Dengan demikian maka Penghapusan penggolongan penduduk telah tegas diatur  didalam pasal 27 ayat (1), pasal 28 D ayat (1) konstitusi. Begitu juga diatur didalam UU No. 3 Tahun 1946 Tentang Warga Negara dan Penduduk Negara, UU No. 62 Tahun 1958 junto UU no. 12 Tahun 2006 Tentang Kewarganegaraan. Selain itu dapat dilihat didalam UU No. 26 Tahun 2006 Tentang Administrasi Kependudukan.

Dengan demikaian maka UUD 1945 tidak mengenal adanya golongan-golongan warga negara Indonesia seperti disebut dalam Pasal 131 dan 163 IS.

Selain itu untuk menegaskan maka Melalui Instruksi Presidium Kabinet Nomor 31/U/IN/12/1966 tanggal 27 Desember 1966 telah ditetapkan pengha- pusan perbedaan golongan penduduk di Indonesia dengan pertimbangan bahwa demi tercapainya pembinaan kesatuan bangsa Indonesia yang bulat dan homogen, serta adanya perasaan persamaan nasib di antara sesama bangsa Indonesia.


Sementara itu Pasal-pasal didalam KUHPer dan KUHP kemudian mengalami perkembangan.

Di KUHPer, sedikit demi sedikit, pasal-pasal yang ada dalam BW dipreteli satu per satu. Setelah berlakunya UUPA, giliran selanjutnya yaitu terbitnya SEMA Nomor 3 Tahun 1963 tanggal 5 September 1963 perihal Gagasan Menganggap Burgerlijk Wetboek Tidak sebagai Undang-Undang. Beberapa pasal dipandang sudah tidak berlaku lagi, yaitu: (a) Pasal 108-110 BW; (b) Pasal 284 ayat (3) BW; (c) Pasal 1682 BW; (d) Pasal 1579 BW; (e) Pasal 1238 BW; (f) Pasal 1460 BW; dan juga (g) Pasal 1603 ayat (1) dan (2) BW.

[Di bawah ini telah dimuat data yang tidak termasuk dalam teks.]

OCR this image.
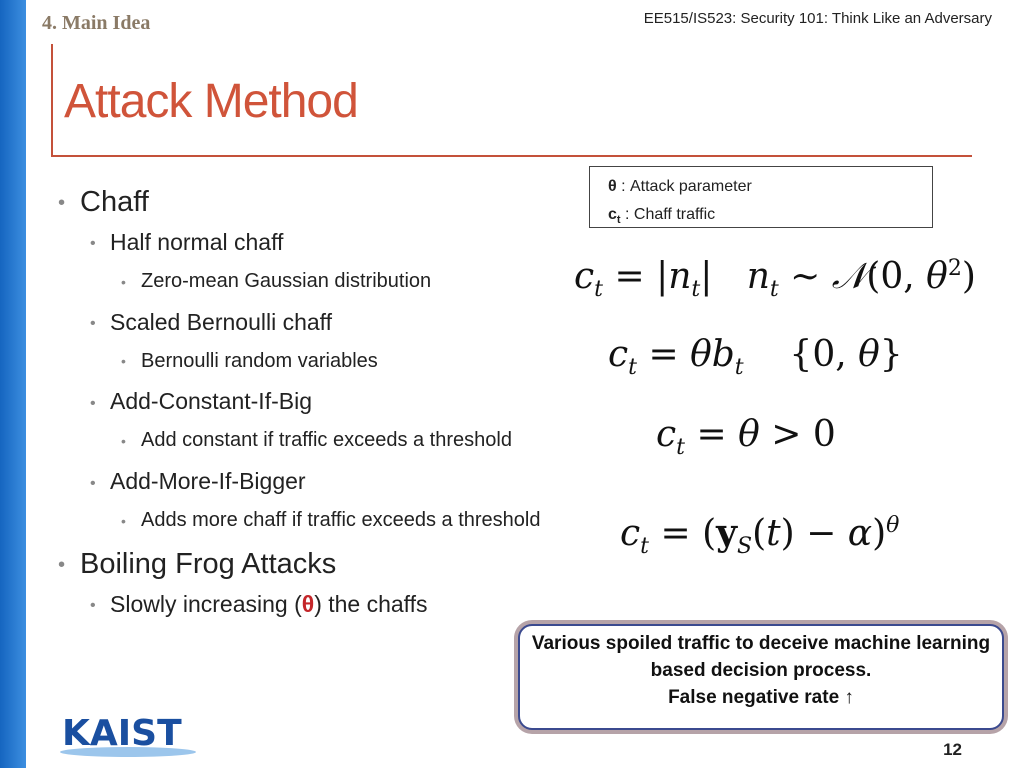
4. Main Idea	EE515/IS523: Security 101: Think Like an Adversary
Attack Method
• Chaff
• Half normal chaff
• Zero-mean Gaussian distribution
• Scaled Bernoulli chaff
• Bernoulli random variables
• Add-Constant-If-Big
• Add constant if traffic exceeds a threshold
• Add-More-If-Bigger
• Adds more chaff if traffic exceeds a threshold
• Boiling Frog Attacks
• Slowly increasing (θ) the chaffs
θ : Attack parameter
$c_t$ : Chaff traffic
$c_t = |n_t|$   $n_t$ ∼ 𝒩(0, $\theta^2$)
$c_t = \theta b_t$    {0, θ}
$c_t = \theta > 0$
$c_t = (y_S(t) - \alpha)^\theta$
Various spoiled traffic to deceive machine learning based decision process.
False negative rate ↑
KAIST	12
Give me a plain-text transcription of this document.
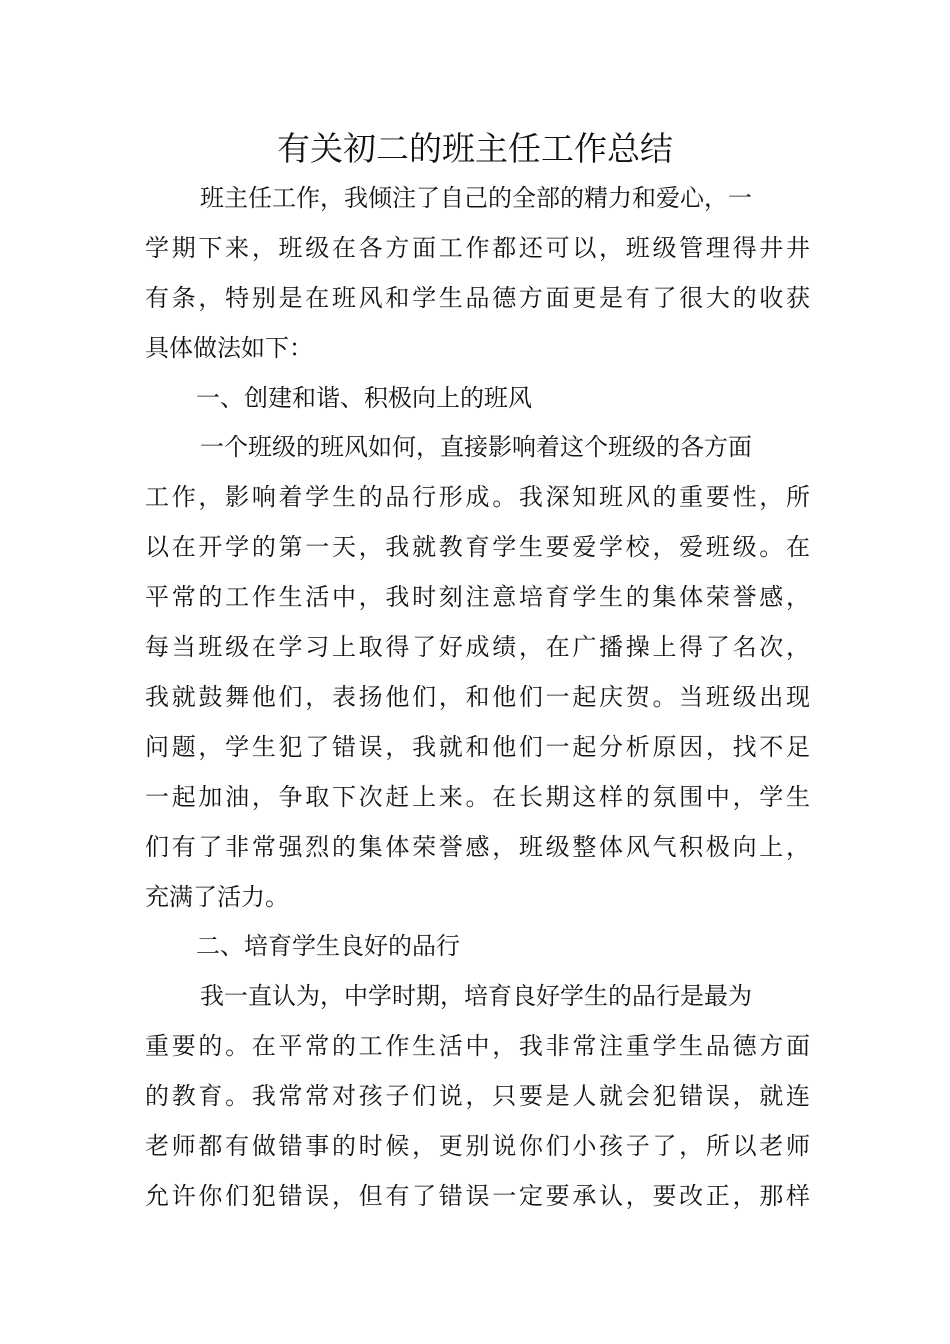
有关初二的班主任工作总结

班主任工作，我倾注了自己的全部的精力和爱心，一

学期下来，班级在各方面工作都还可以，班级管理得井井

有条，特别是在班风和学生品德方面更是有了很大的收获

具体做法如下：

一、创建和谐、积极向上的班风

一个班级的班风如何，直接影响着这个班级的各方面

工作，影响着学生的品行形成。我深知班风的重要性，所

以在开学的第一天，我就教育学生要爱学校，爱班级。在

平常的工作生活中，我时刻注意培育学生的集体荣誉感，

每当班级在学习上取得了好成绩，在广播操上得了名次，

我就鼓舞他们，表扬他们，和他们一起庆贺。当班级出现

问题，学生犯了错误，我就和他们一起分析原因，找不足

一起加油，争取下次赶上来。在长期这样的氛围中，学生

们有了非常强烈的集体荣誉感，班级整体风气积极向上，

充满了活力。

二、培育学生良好的品行

我一直认为，中学时期，培育良好学生的品行是最为

重要的。在平常的工作生活中，我非常注重学生品德方面

的教育。我常常对孩子们说，只要是人就会犯错误，就连

老师都有做错事的时候，更别说你们小孩子了，所以老师

允许你们犯错误，但有了错误一定要承认，要改正，那样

Sementara itu, dengan berlakunya Undang-Undang Nomor 1 Tahun 1974 tanggal 2 Januari 1974  dan Peraturan Pemerintah Nomor 9 Tahun 1975 tanggal 1 April 1975 tentang Undang-Undang Pokok Perkawinan yang mengganggap tidak berlaku lagi semua peraturan yang mengatur perkawinan sepanjang telah diatur dalam undang-undang tersebut. Undang-Undang Nomor 42 Tahun 1999 tentang Jaminan Fidusia telah mengantikan pengaturan tentang jaminan fidusia telah digunakan di Indonesia sejak jaman Belanda sebagai suatu bentuk jaminan yang lahir dari yurisprudensi pengadilan di Indonesia.

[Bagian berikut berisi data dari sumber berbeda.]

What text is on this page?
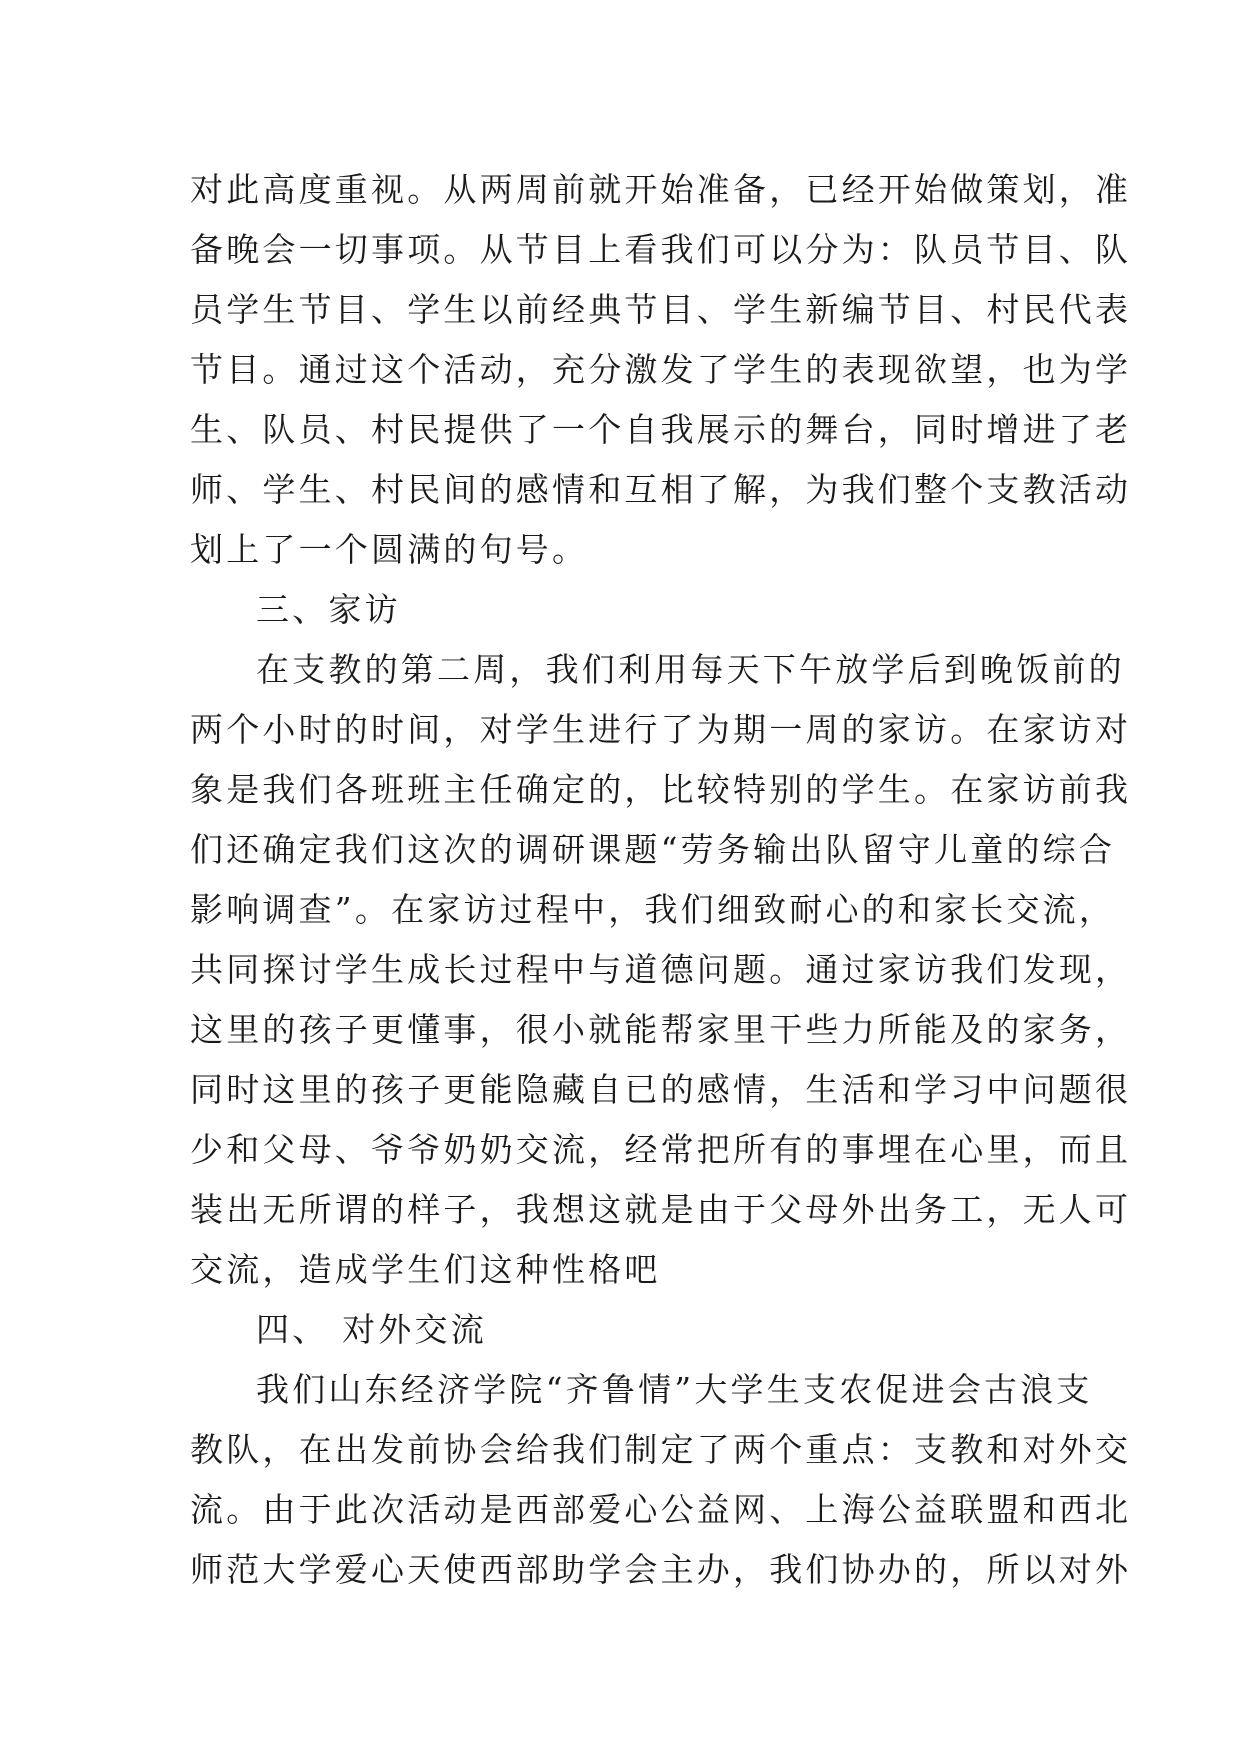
对此高度重视。从两周前就开始准备，已经开始做策划，准
备晚会一切事项。从节目上看我们可以分为：队员节目、队
员学生节目、学生以前经典节目、学生新编节目、村民代表
节目。通过这个活动，充分激发了学生的表现欲望，也为学
生、队员、村民提供了一个自我展示的舞台，同时增进了老
师、学生、村民间的感情和互相了解，为我们整个支教活动
划上了一个圆满的句号。
三、家访
在支教的第二周，我们利用每天下午放学后到晚饭前的
两个小时的时间，对学生进行了为期一周的家访。在家访对
象是我们各班班主任确定的，比较特别的学生。在家访前我
们还确定我们这次的调研课题“劳务输出队留守儿童的综合
影响调查”。在家访过程中，我们细致耐心的和家长交流，
共同探讨学生成长过程中与道德问题。通过家访我们发现，
这里的孩子更懂事，很小就能帮家里干些力所能及的家务，
同时这里的孩子更能隐藏自已的感情，生活和学习中问题很
少和父母、爷爷奶奶交流，经常把所有的事埋在心里，而且
装出无所谓的样子，我想这就是由于父母外出务工，无人可
交流，造成学生们这种性格吧
四、 对外交流
我们山东经济学院“齐鲁情”大学生支农促进会古浪支
教队，在出发前协会给我们制定了两个重点：支教和对外交
流。由于此次活动是西部爱心公益网、上海公益联盟和西北
师范大学爱心天使西部助学会主办，我们协办的，所以对外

Dalam perkembangannya selama ini, kegiatan pinjam-meminjam dengan menggunakan hak tanggungan atau hak jaminan telah diatur dalam Undang-Undang Nomor 4 Tahun 1996 tentang Hak Tanggungan (UUHT) yang merupakan pelaksanaan dari Pasal 51 Undang-Undang Nomor 5 Tahun 1960 tentang Undang-undang Pokok Agraria dan sekaligus sebagai pengganti dari lembaga hipotek atas tanah dan credietverband dalam BW.

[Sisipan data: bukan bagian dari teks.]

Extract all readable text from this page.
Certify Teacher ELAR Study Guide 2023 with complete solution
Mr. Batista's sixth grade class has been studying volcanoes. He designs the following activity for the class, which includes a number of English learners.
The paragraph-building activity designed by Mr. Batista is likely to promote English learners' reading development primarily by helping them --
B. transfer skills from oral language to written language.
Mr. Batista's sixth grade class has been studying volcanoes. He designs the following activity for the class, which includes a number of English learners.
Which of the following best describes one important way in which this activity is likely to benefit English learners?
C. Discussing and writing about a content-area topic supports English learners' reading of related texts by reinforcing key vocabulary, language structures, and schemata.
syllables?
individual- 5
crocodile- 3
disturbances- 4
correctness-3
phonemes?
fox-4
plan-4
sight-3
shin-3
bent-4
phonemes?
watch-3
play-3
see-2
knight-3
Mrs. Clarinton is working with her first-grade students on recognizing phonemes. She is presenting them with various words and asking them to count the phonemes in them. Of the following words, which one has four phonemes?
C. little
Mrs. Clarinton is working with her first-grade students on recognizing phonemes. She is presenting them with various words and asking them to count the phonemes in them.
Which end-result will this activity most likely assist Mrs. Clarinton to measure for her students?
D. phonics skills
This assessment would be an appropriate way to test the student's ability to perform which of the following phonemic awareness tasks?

Sedangkan didalam KUHP, berdasarkan UU No 1 Tahun 1946, setiap kata “Nederlandsch-Indie" atau “NederlandschIndisch” menjadi “Indonesia”. Begitu juga kata Nederlandsch-onderdaan” kemudian diganti menjadi “warga negara Indonesia”.

Sedangkana pasal 209, pasal 210, pasal 387, pasal 388, pasal 415, pasal 416, pasal 417 - pasal 420, pasal 423, pasal 425, pasal 435 KUHP yang kemudian ditarik kedalam UU Korupsi. Begitu juga terhadap kejahatan terhadap anak yang kemudian diadospi berdasarkan UU Perlindungan Anak. Atau MA mengeluarkan Perma No. 2 Tahun 2012 yang menetapkan kata-kata “dua ratus lima puluh rupiah” didalam pasal 362, Pasal 373, Pasal 379, Pasal 384, Pasal 407 dan Pasal 482 KUHP menjadi Dua juta lima ratus ribu rupiah.

Belum lagi berbagai pasal-pasal “hatzakai artikelen” yang kemudian dicabut oleh MK.

Dengan demikian maka  “Indonesiers en Vreemde Oosterlingen” atau “Nederlandsch-onderdaan” diganti menjadi “warga negara Indonesia”. Dan penggolongan penduduk sebagaimana diatur didalam pasal 131 Indische Staatsregeling (IS) dan Pasal 163 IS  telah dihapuskan sebagaimana  diatur  didalam pasal 27 ayat (1), pasal 28 D ayat (1) konstitusi. Begitu juga diatur didalam UU No. 3 Tahun 1946 Tentang Warga Negara dan Penduduk Negara, UU No. 62 Tahun 1958 junto UU no. 12 Tahun 2006 Tentang Kewarganegaraan.